Esse ano eu não morro
O presidenciável Ciro Gomes, em debate televisivo com seus pares candidatos, disse não ser demagogo de não admitir, mas, felizmente, fazia parte da pequena parcela da população que podia pagar por um plano de saúde.
Eu estou do outro lado. Do lado da grande parcela da população que não pode pagar por um plano de saúde. Já pude. Mas ele foi cortado junto a outros itens que eu julgava importantes – e eram e são – mas foram vetados do orçamento, despencando para a categoria de ‘supérfluos’.
Lembrei disso por ter recorrido ao Sistema Único de Saúde no final do mês passado. Passei, em questão de minutos, de uma pessoa saudável em almoço de domingo para uma criatura com febre alta, dores intensas e imobilizadoras. Sequer conseguia segurar o telefone para buscar auxílio. Com as forças restantes, avisei no grupo da família que estava mal. Pedi que monitorassem a minha filha pelo telefone fixo. Eu estava, como se diz no Nordeste, anoitecendo sem saber se amanheceria.

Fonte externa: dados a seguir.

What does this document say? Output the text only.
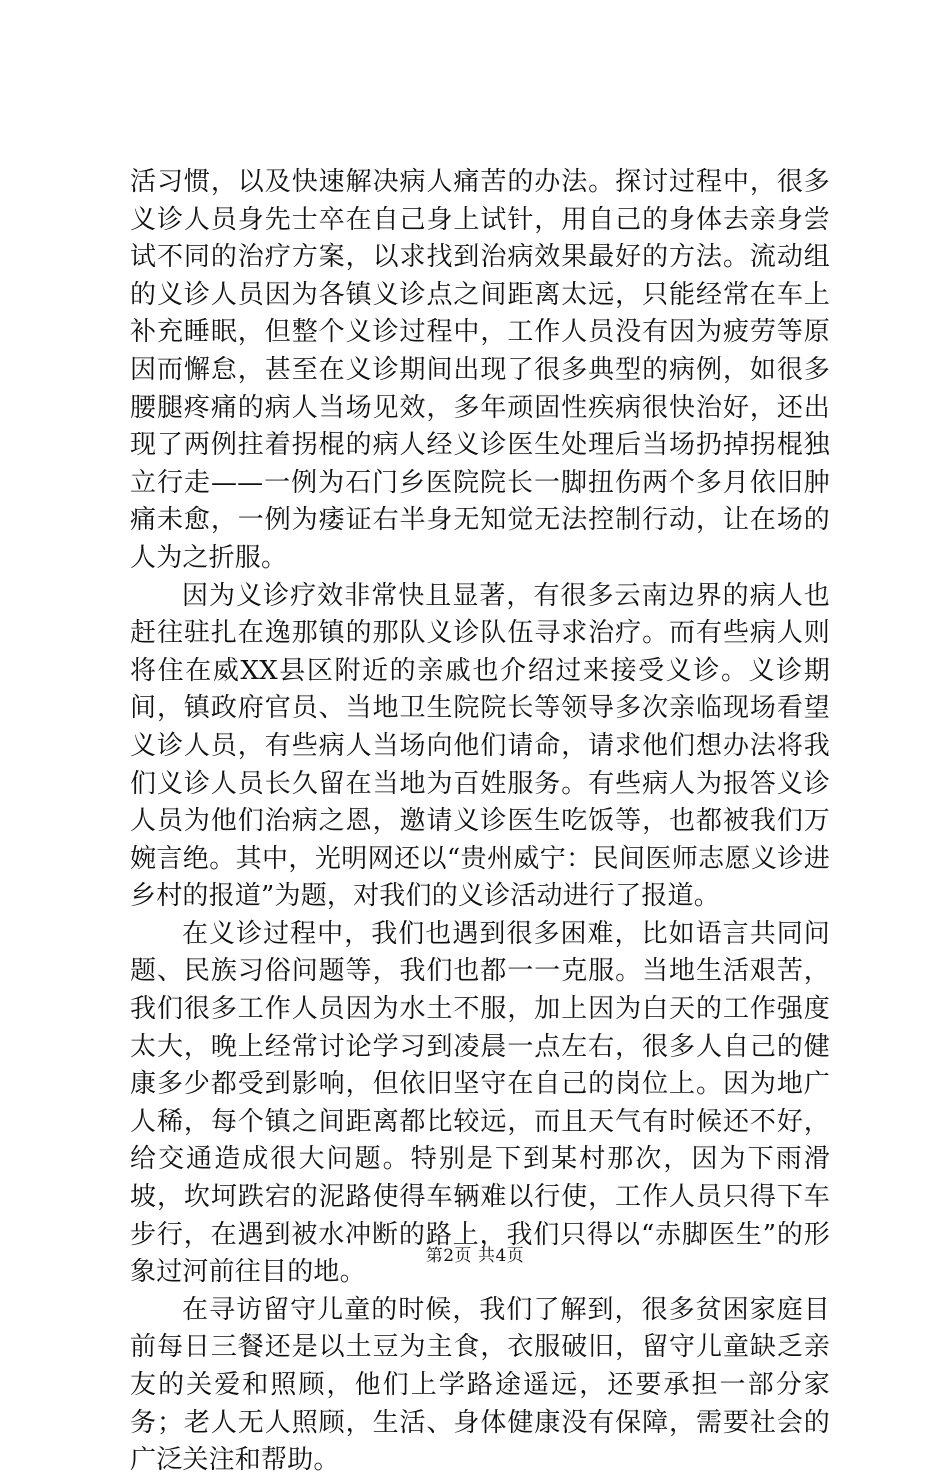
活习惯，以及快速解决病人痛苦的办法。探讨过程中，很多义诊人员身先士卒在自己身上试针，用自己的身体去亲身尝试不同的治疗方案，以求找到治病效果最好的方法。流动组的义诊人员因为各镇义诊点之间距离太远，只能经常在车上补充睡眠，但整个义诊过程中，工作人员没有因为疲劳等原因而懈怠，甚至在义诊期间出现了很多典型的病例，如很多腰腿疼痛的病人当场见效，多年顽固性疾病很快治好，还出现了两例拄着拐棍的病人经义诊医生处理后当场扔掉拐棍独立行走——一例为石门乡医院院长一脚扭伤两个多月依旧肿痛未愈，一例为痿证右半身无知觉无法控制行动，让在场的人为之折服。

因为义诊疗效非常快且显著，有很多云南边界的病人也赶往驻扎在逸那镇的那队义诊队伍寻求治疗。而有些病人则将住在威XX县区附近的亲戚也介绍过来接受义诊。义诊期间，镇政府官员、当地卫生院院长等领导多次亲临现场看望义诊人员，有些病人当场向他们请命，请求他们想办法将我们义诊人员长久留在当地为百姓服务。有些病人为报答义诊人员为他们治病之恩，邀请义诊医生吃饭等，也都被我们万婉言绝。其中，光明网还以“贵州威宁：民间医师志愿义诊进乡村的报道”为题，对我们的义诊活动进行了报道。

在义诊过程中，我们也遇到很多困难，比如语言共同问题、民族习俗问题等，我们也都一一克服。当地生活艰苦，我们很多工作人员因为水土不服，加上因为白天的工作强度太大，晚上经常讨论学习到凌晨一点左右，很多人自己的健康多少都受到影响，但依旧坚守在自己的岗位上。因为地广人稀，每个镇之间距离都比较远，而且天气有时候还不好，给交通造成很大问题。特别是下到某村那次，因为下雨滑坡，坎坷跌宕的泥路使得车辆难以行使，工作人员只得下车步行，在遇到被水冲断的路上，我们只得以“赤脚医生”的形象过河前往目的地。

在寻访留守儿童的时候，我们了解到，很多贫困家庭目前每日三餐还是以土豆为主食，衣服破旧，留守儿童缺乏亲友的关爱和照顾，他们上学路途遥远，还要承担一部分家务；老人无人照顾，生活、身体健康没有保障，需要社会的广泛关注和帮助。

第2页 共4页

Por sorte, amanheci. Já cercada pelas pessoas que cuidariam de mim e da filhota pelos próximos dias. Saí da cama com dificuldade rumo ao Hospital da Asa Norte. De lá, após triagem, fui encaminhada a um Posto de Saúde, na Asa Sul. Lá, atendida por um médico daqueles que ignora o paciente, faz uma anamnese pífia, trata mal e tem gestos rudes e brutos.
Ao ver que me receitava um xarope, eu interrompi a prescrição. – Doutor, tenho problemas respiratórios recorrentes. Nunca saí de uma consulta com a indicação de tomar xarope.
- Não posso passar antibiótico para uma virose.
- Ah, então o diagnóstico é esse?
- É.
- E a dor?
- É muscular. Tossiu muito.
- O senhor me ouviu tossindo?
Ele amassou o receituário. Jogou a folha no lixo com aparente mau humor. Escreveu outra. Na qual a palavra ‘xarope’ se repetia.
- E o sangue que estou expelindo no cuspe e na urina? O senhor pode solicitar um Raio-X?
Dessa vez, nem se ocupou em me responder. Entregou o papel como quem cumprimenta um inimigo. Com asco. Pressa em acabar com aquilo.
Voltei ao Hospital da Asa Norte. Fiz o exame. Voltei ao Posto da Asa Sul para tentar a avaliação das imagens. Depois de quase três horas de espera, fui atendida. – O que você está fazendo aqui? Está com pneumonia bilateral. Vá direto para o hospital. Vou mudar a classificação de urgência.
Com uma pulseira verde onde estava escrita à mão a palavra “laranja”, passei as próximas seis horas sentada em um corredor de hospital, por onde passavam enfermeiros, pacientes, presidiários escoltados buscando também por socorro. Muita gente e muita categoria de gente. Menos o desejado médico.
Eu chorava. Há muitas horas não comia. A dor aumentava. Pedia que me deixassem ir embora. Coisa que finalmente aconteceu.
Voltei para casa sem atendimento. Acordei de madrugada queimando de febre. Urrando de dor. Não podia me mexer.
Uma amiga conseguiu horário em uma clínica particular para a manhã do dia seguinte (ela já imaginava que a rede pública podia falhar). Com uma consulta era possível arcar. O problema seria uma possível internação. O médico escolhido por ela, tipo anjo da guarda. Eu estava com uma infecção quase inacreditável. Ele se assustou. Eu também. O tratamento podia não ser eficiente. Arriscamos. Aos poucos, melhorei. E segui acompanhada por ele.
Eu era, portanto, da parcela da população que percebeu um diagnóstico errado. Passou horas em um hospital público. Não foi atendida. Saiu de lá para uma consulta particular. Eu era da parcela da população que sobreviveria a um quadro delicado, letal. No qual um minuto a mais ou a menos faria diferença. Estou contando a história. Ano passado eu morri. Mas esse ano eu não morro.